Adolescent smoking linked to school suspension

Friday, 27 May 2011

A new study by researchers at Australian Catholic University (ACU) has shown that Year 7 students suspended from school are twice as likely to start smoking cigarettes 12 months later. 

“Get tough approaches to challenging student behaviour have intuitive appeal but may have harmful consequences for students in the long run,” said lead researcher and Professor of Psychology, Dr Sheryl Hemphill.  

“Whenever a student is getting into trouble at school one of the first questions we need to ask is why the student is behaving that way.”  

“Once we work that out, we need to assist the student to access appropriate assistance if needed.” 

The impact of suspension was unique of other known influences such as family conflict, hanging around with friends who get into trouble and poor bonding to school.  

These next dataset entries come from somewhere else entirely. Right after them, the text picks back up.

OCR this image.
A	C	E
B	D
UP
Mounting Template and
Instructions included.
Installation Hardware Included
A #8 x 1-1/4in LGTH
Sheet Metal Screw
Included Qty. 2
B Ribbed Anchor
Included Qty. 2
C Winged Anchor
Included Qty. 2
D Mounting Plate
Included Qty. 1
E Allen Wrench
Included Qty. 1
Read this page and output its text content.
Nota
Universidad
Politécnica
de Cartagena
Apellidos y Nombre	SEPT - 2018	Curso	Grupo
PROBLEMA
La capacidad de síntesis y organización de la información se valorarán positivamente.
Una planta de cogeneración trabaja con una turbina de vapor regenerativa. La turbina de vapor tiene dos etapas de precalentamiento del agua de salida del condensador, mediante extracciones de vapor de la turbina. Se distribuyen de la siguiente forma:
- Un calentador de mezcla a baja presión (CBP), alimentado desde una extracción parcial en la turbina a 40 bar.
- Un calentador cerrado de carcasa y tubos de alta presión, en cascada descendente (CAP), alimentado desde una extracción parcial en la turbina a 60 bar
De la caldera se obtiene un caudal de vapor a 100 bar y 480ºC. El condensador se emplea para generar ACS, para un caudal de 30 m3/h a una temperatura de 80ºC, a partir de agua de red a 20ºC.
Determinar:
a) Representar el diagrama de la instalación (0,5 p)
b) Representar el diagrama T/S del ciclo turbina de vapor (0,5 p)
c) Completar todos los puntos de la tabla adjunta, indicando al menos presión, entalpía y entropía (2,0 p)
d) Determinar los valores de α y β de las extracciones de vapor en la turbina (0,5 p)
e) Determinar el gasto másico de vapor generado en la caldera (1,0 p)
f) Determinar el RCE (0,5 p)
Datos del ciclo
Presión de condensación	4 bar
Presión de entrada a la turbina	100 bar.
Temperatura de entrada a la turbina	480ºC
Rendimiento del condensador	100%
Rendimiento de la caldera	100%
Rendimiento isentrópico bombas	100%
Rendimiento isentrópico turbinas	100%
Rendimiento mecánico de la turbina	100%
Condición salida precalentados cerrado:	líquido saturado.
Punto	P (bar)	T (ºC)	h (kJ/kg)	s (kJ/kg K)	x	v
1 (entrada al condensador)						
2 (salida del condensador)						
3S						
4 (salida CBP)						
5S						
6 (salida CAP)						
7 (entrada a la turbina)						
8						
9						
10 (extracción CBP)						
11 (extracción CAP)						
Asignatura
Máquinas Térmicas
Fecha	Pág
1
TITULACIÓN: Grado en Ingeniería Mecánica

The study, published recently in the international journal Health Education and Behavior, draws on data from the International Youth Development Study, a longitudinal study of 5,769 students from Victoria, Australia, and Washington State, United States.  

The study asked Years 7 and 9 students about their experience of school suspension, cigarette use, and a range of factors known to influence student behaviour.  

The longitudinal study found that rates of school suspension were higher in Washington State (12%) than Victoria (6%) in Year 7. However for Year 9 students, rates were similar in the two states (11% in Victoria and 10% in Washington State). 

The research is part of an ongoing collaboration between Australian Catholic University, Murdoch Children’s Research Institute, The University of Melbourne, Deakin University, the Centre for Adolescent Health at The Royal Childrens Hospital, Melbourne, and University of Washington, USA.  

It is hoped the study will help focus attention on the way challenging student behaviour is managed in schools and to generate discussion of alternative approaches that may be more effective for students in the long term.